So she claims she’s not upset by my finding out the truth or catching her. But that I’d be mean enough to show her the evidence which in turn allowed her to find out that the man she cheated with who she suspected was a “player” who wasn’t interested in her but only wanted to have sex with her, didn’t actually enjoy the sex like a porn star but in fact complained about the sex in a few ways that hurt her.
And I was now the bad guy for letting her find this out. As this killed her ability to feel lovable.
Factually here is the truth. I find her to be my dream girl physically. The object of perfection in every way, shape, and form. And our chemistry even she wouid not deny. But apparently sexually even while cheating, if the man wasn’t enjoying himself the way I do, and she caved into that temptation to have sex with him and it wasn’t even worth it to the guy, this becomes a “female thing ONKY girls understand” and I am evil for letting her know that.
But the way I let her know it was confessing that I’d pretended to be a girl and private messaged the guy. Got him to tell me stories of his recent conquering. Then when he messaged about my girlfriend he made his complaints.
Which for me helped. It made me mark him off as a future threat to our relationship since I knew he’d never come back.
So when I confessed this to my girl she demanded to see the messaging session and read it. and I told her it would be hurtful to her and she should just believe me. But she then said she’d never hold it against me for listening to her. And she was saying she would have a mental breakdown without being able to read them. So I let her read them.

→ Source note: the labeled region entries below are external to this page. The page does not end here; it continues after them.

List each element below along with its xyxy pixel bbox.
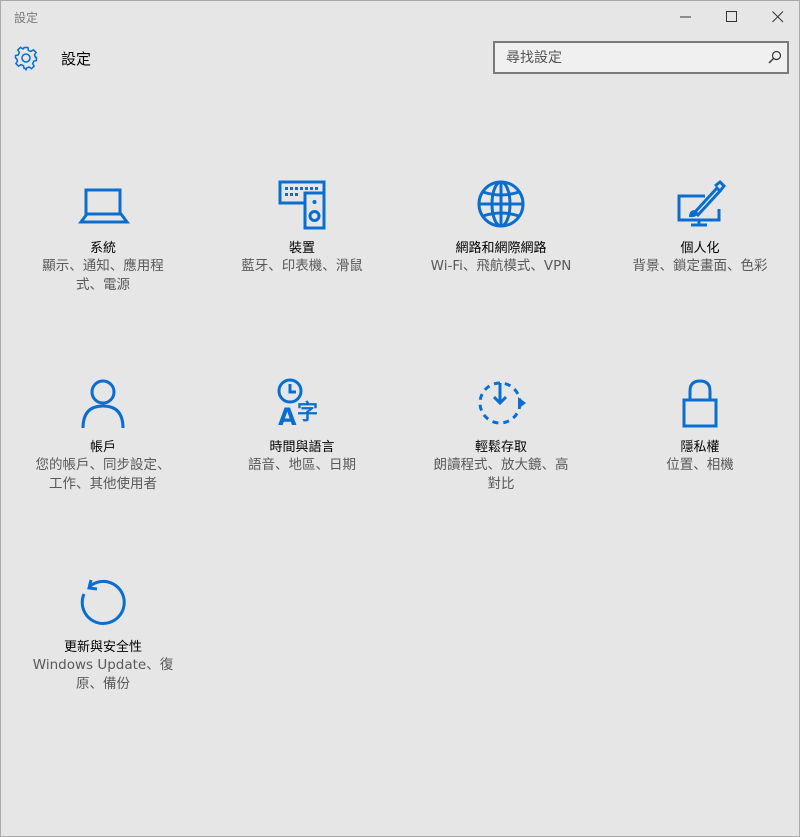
tile-description: Wi-Fi、飛航模式、VPN	[412, 257, 590, 276]
tile-personalization[interactable]: 個人化 背景、鎖定畫面、色彩	[605, 179, 795, 329]
tile-network[interactable]: 網路和網際網路 Wi-Fi、飛航模式、VPN	[406, 179, 596, 329]
clock-language-icon: A 字	[277, 378, 329, 431]
desc-line: Wi-Fi、飛航模式、VPN	[430, 258, 572, 274]
search-box[interactable]	[493, 41, 789, 74]
tile-title: 輕鬆存取	[474, 440, 527, 455]
tile-system[interactable]: 系統 顯示、通知、應用程 式、電源	[8, 179, 198, 329]
title-bar[interactable]: 設定	[1, 1, 799, 32]
tile-description: 藍牙、印表機、滑鼠	[223, 257, 381, 276]
tile-title: 時間與語言	[269, 440, 335, 455]
tile-ease-of-access[interactable]: 輕鬆存取 朗讀程式、放大鏡、高 對比	[406, 378, 596, 528]
desc-line: 位置、相機	[666, 457, 734, 473]
search-input[interactable]	[495, 43, 755, 72]
tile-title: 更新與安全性	[63, 640, 142, 655]
desc-line: 顯示、通知、應用程	[42, 258, 164, 274]
maximize-icon	[726, 11, 737, 22]
character-zi-glyph: 字	[297, 400, 318, 424]
person-icon	[78, 378, 130, 430]
tile-title: 系統	[89, 241, 116, 256]
desc-line: 原、備份	[76, 676, 130, 692]
tile-description: 語音、地區、日期	[223, 456, 381, 475]
page-title: 設定	[61, 50, 92, 68]
desc-line: 式、電源	[76, 277, 130, 293]
maximize-button[interactable]	[709, 1, 755, 32]
minimize-button[interactable]	[663, 1, 709, 32]
refresh-arrow-icon	[78, 578, 130, 630]
tile-title: 網路和網際網路	[455, 241, 547, 256]
search-icon[interactable]	[768, 50, 782, 64]
window-title: 設定	[14, 11, 39, 25]
desc-line: 對比	[487, 476, 515, 492]
tile-devices[interactable]: 裝置 藍牙、印表機、滑鼠	[207, 179, 397, 329]
keyboard-speaker-icon	[277, 179, 329, 231]
laptop-icon	[78, 179, 130, 231]
desc-line: 背景、鎖定畫面、色彩	[632, 258, 768, 274]
settings-window: 設定 設定 尋找設定 系統 顯示、通知、應用程 式、電源 裝置 藍牙、印表機、滑…	[0, 0, 800, 837]
tile-description: Windows Update、復 原、備份	[14, 656, 192, 694]
tile-title: 隱私權	[680, 440, 720, 455]
tile-description: 朗讀程式、放大鏡、高 對比	[422, 456, 580, 494]
tile-accounts[interactable]: 帳戶 您的帳戶、同步設定、 工作、其他使用者	[8, 378, 198, 528]
tile-time-language[interactable]: A 字 時間與語言 語音、地區、日期	[207, 378, 397, 528]
desc-line: 朗讀程式、放大鏡、高	[433, 457, 569, 473]
paintbrush-monitor-icon	[675, 179, 727, 231]
tile-title: 裝置	[288, 241, 315, 256]
desc-line: 語音、地區、日期	[248, 457, 356, 473]
minimize-icon	[680, 16, 691, 18]
desc-line: 工作、其他使用者	[49, 476, 157, 492]
close-button[interactable]	[755, 1, 800, 32]
tile-privacy[interactable]: 隱私權 位置、相機	[605, 378, 795, 528]
desc-line: 藍牙、印表機、滑鼠	[241, 258, 363, 274]
tile-update-security[interactable]: 更新與安全性 Windows Update、復 原、備份	[8, 578, 198, 728]
tile-title: 帳戶	[89, 440, 116, 455]
tile-description: 顯示、通知、應用程 式、電源	[24, 257, 182, 295]
tile-description: 位置、相機	[621, 456, 779, 475]
tile-description: 您的帳戶、同步設定、 工作、其他使用者	[24, 456, 182, 494]
timer-arrow-icon	[476, 378, 528, 430]
desc-line: 您的帳戶、同步設定、	[35, 457, 171, 473]
globe-icon	[476, 179, 528, 231]
desc-line: Windows Update、復	[32, 657, 174, 673]
gear-icon	[13, 45, 39, 71]
tile-title: 個人化	[680, 241, 720, 256]
tile-description: 背景、鎖定畫面、色彩	[611, 257, 789, 276]
padlock-icon	[675, 378, 727, 430]
close-icon	[772, 11, 784, 23]
letter-a-glyph: A	[278, 403, 297, 431]
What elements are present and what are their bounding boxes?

I didn’t flaunt these messages at her.
She claims I am the bad guy for being mean enough to need to “feel better” about snooping on her and confess that to her. She claims I could have done what I did, and just kept it all to myself and decided on my own whether I could forgive her or not and then love her anyway. But that me going the extra step of informing her that the man didn’t even enjoy it was so hurtful it has made me be to her the meanest most spiteful person ever. And she said she’s never hated anyone ever but that she hates me now for doing this.
My emotional brain believes her.
My rational brain wants to cry out that we are here becaaue she lied, cheated, lied about the cheating, and I never got the chance to forgive of her if the truth because she never told it to me.
She claims she would have finally told it to me and had I allowed her timing to play out it would have worked for us. And I believe her when she says she wouid have finally told me. Part of the reason I didn’t believe her is because years after something she’s come clean before in the past.
I just miss her. What we had was so fun and so good that i overlooked her dishonesty for three years. This time I called her on it with the hopes of deepening our trust for each other and it back fired.
I know I need to move on.
But I guess part of my moving on is to realize that I’m not a crazy person.
But I liked being a crazy person in love delusionally with her. So maybe I agree with her. That I should have been capable of being lied to by her and should have maintained that ability. I did it well for years but it finally wore me down.